②そもそも「小説の音楽化」ですらなくなってない?
ということなんだが、②に関しては小説じゃないのに制作を依頼する側が一番良くないし、依頼されて「一旦小説を経由してくれたらやりまっせ」で請け負っちゃうYOASOBI(多分Ayaseさん)も同じくらい良くない。Ikuraさんの歌声は好きだしメロディもめっちゃ好きだから気が引ける(今更)けど、歌詞を読むという当たり前の楽しみ方が行えないのは悲しい。
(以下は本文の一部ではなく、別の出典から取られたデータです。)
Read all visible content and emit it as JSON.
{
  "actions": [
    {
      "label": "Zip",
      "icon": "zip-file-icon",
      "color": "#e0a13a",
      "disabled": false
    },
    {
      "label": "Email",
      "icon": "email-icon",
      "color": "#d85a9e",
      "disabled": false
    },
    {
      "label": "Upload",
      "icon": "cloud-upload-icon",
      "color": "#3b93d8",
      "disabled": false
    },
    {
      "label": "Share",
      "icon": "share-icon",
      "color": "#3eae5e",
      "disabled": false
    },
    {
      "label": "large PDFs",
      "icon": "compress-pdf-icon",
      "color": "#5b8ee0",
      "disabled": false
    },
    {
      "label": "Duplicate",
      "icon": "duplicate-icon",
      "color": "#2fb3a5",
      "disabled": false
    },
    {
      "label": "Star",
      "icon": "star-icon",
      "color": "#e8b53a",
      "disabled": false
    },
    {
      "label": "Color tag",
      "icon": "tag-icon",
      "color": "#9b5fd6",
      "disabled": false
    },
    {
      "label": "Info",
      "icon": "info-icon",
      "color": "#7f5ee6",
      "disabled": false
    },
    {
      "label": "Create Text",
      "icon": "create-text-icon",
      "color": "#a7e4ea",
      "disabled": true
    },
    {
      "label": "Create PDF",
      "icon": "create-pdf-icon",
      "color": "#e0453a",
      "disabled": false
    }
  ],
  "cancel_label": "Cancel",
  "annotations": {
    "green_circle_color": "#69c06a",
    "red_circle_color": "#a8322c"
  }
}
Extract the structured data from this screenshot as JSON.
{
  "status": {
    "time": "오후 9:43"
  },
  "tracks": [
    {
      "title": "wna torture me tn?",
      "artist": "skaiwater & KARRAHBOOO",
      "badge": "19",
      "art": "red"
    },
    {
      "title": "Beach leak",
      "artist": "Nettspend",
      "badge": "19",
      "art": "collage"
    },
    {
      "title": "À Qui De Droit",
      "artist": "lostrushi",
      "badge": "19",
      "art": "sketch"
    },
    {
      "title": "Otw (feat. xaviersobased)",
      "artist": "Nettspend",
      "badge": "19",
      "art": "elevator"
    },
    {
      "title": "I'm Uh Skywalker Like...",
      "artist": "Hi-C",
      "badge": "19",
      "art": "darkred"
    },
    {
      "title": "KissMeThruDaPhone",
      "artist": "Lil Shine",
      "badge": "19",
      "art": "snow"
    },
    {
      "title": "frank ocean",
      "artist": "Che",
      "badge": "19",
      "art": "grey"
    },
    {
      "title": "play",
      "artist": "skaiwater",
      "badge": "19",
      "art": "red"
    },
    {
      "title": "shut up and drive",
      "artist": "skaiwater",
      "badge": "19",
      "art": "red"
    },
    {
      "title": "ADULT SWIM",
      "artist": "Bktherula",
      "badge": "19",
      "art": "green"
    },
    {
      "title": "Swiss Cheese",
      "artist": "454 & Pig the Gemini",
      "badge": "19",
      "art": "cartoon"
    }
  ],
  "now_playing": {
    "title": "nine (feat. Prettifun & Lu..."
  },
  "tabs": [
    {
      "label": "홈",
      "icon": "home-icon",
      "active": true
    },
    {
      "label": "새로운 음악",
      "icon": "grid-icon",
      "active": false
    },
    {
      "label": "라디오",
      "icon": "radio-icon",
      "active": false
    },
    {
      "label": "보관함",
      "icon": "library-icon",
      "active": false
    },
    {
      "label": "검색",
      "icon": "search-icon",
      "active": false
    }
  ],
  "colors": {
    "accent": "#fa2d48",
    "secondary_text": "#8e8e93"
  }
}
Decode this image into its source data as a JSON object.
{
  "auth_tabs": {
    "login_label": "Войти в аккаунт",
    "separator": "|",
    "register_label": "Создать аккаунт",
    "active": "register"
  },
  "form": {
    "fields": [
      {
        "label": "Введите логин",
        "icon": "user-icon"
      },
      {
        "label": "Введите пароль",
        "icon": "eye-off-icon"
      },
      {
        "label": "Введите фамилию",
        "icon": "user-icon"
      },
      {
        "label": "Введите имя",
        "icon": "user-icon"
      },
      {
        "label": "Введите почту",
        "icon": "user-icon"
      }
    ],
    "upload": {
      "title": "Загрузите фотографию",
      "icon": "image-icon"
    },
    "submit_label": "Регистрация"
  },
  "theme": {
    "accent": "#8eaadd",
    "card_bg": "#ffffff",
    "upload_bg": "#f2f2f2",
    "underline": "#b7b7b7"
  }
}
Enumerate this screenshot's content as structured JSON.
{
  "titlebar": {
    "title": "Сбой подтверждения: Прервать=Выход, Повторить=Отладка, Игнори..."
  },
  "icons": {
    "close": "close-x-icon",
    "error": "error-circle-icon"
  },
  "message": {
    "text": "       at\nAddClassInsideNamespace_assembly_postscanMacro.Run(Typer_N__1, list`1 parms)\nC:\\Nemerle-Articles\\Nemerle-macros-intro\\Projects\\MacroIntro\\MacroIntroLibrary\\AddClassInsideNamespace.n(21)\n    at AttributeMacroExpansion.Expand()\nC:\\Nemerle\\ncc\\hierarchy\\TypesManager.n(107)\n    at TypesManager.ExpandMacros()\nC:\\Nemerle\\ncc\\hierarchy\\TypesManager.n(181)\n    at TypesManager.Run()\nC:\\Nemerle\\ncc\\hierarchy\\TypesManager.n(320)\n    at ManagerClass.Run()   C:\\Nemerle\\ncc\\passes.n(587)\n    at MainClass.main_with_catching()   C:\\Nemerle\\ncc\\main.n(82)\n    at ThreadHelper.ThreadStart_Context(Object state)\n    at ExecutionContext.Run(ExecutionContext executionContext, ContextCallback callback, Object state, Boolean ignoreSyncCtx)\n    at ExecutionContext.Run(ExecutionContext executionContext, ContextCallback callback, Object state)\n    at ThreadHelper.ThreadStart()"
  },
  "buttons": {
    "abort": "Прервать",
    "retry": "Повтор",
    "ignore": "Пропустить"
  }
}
 個人的にだが、YOASOBIが主題歌を担うと聞いただけでそのアニメを見たい気持ちが少し減る。「その作品をどう表現するのか」に興味がある。所謂アニソンっぽい曲にするのか、ちゃんと表現するのか、それ以外の角度で来るのか…と。「アニメと無関係の歌詞の曲よりマシだ」という意見もあるかもしれないが、その曲は無関係なことに関して「表現」している(曲による)ので僕は好きだし気にならない。YOASOBIのアニメ主題歌は模造で無味乾燥。米津玄師は宮崎駿を涙させたが、YOASOBIにそれは不可能だろう。TikTokで狙ってバズらせるなどビジネスマンとしての才能は凄いのだろうが、アルゴリズムを攻略したことを創作と評価しては行けない。「それも込みで、現象も込みで凄いんだ」と寛容で優秀な人は言うかもしれないが、それは中身があってのことだと思うし、若者を正義とし過ぎにも感じる。
 もうYOASOBIには歌詞の無い曲を作ってもらいたい。そうしたら好きになれる気がする。